Ok. Everyone agrees that the current situation is terrible. But how do you create a one state solution in which Jews can still live safely?

The outline of a two-state solution to the root of all Middle East evil

How would this solution have prevented/solved the Iran-Iraq war? Or the Iraqi invasion of Kuwait? Or made Iraqi Kurds, Sunnis and Shites happier with each other?

To name but three.

3. Eamonn McDonagh

The real goal of the Palestinians is the building up of a Palestinian homeland. This goal must never be sacrificed to the pseudo-sovereignty of a Palestinian state.
————–
anyone who said that would, rightly, be laughed out of court

Ok. Everyone agrees that the current situation is terrible. But how do you create a one state solution in which Jews can still live safely?

That question might equally applied to the Palestinans, given the ratios David cites above!

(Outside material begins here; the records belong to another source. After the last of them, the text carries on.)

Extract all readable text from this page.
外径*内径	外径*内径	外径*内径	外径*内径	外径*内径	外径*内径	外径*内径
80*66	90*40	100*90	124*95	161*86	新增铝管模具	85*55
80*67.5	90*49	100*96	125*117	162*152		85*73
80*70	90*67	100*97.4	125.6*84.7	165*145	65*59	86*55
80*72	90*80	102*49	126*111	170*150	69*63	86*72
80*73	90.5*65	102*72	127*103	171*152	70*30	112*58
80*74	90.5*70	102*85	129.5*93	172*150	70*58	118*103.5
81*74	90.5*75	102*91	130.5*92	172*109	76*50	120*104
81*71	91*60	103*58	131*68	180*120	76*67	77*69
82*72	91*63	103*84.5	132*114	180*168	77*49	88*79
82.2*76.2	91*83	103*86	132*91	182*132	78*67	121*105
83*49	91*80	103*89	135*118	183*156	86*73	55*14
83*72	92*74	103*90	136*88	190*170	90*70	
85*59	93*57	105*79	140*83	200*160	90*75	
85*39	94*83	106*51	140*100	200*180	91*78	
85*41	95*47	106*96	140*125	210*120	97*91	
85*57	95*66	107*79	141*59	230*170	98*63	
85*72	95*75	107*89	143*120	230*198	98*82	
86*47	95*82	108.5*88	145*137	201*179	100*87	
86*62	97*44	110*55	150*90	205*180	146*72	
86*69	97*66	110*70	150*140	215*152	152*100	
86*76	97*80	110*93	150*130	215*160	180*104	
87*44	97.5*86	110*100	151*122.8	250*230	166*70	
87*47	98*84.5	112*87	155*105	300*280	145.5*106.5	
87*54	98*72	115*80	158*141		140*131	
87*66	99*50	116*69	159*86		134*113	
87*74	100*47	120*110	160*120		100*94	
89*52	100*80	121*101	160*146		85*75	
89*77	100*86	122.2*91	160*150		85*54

I suppose it all centres on what you beleive is the cause of the violence. If you think that it is due to an anti-semitism inherent in Palestinan peoples and culture, then one would be right to be worried for Jews in a single state. But if you assume, alternatively, that the violence stems from the occupation, the inequality, and the general injustice of the status quo, then its reasonable to assume this kind of violence and hatred would dissipate once a single-state solution is implemented.

Clearly, negotiations can only progress when founded on the latter belief.

The South African constitution incorporates explicit references to the divisions of the past, and guaranteed that the Afrikaans would have parity with the myriad ethnicities in that country.

In the Times today, Peter Watson makes the case for secularism. Surely the secular route seems to be the most sensible option on paper, and (to my mind) a more morally coherent position.

By contrast, the Two State solution, while apparently more likely in the current political climate, seems like a fudge. It seems, like Nick’s comment above, to convey an ultimate lack of faith in people. It fails to provide any inspirational or aspirational ideal upon which a country should be founded. The land of Abraham can surely do better.

Do you have faith in the Israelis?

If not, what happened to this faith in people?

If so, why do the Palestineians have cause to believe they have been treated unjustly?

Or do you just think that we should have faith in the Palestineians, not people in general?

Of course I think we need to have faith in people in general. I was only mentioning the faith in Palestinians in particular in response to Nick’s comment.

Robert, if I had complete faith in everyone, I would argue for the complete elimination of the MOD, the criminal justice system, and the government in general.

Those things are all safeguards I support because I do NOT have complete trust in everyone.

So I have no right to expect Palestinians or Israelis to completely trust each other.

I think the greatest problem is this:

If the Israeli PM tells the Israeli military to not attack the West Bank, the Israeli military will not attack the West Bank.

If the Palestinian PM tells people not to attack Israel, some group of Palestinians may still attack Israel.

So what is his promise to not attack Israel worth?

So what will the Israelis pay for that promise?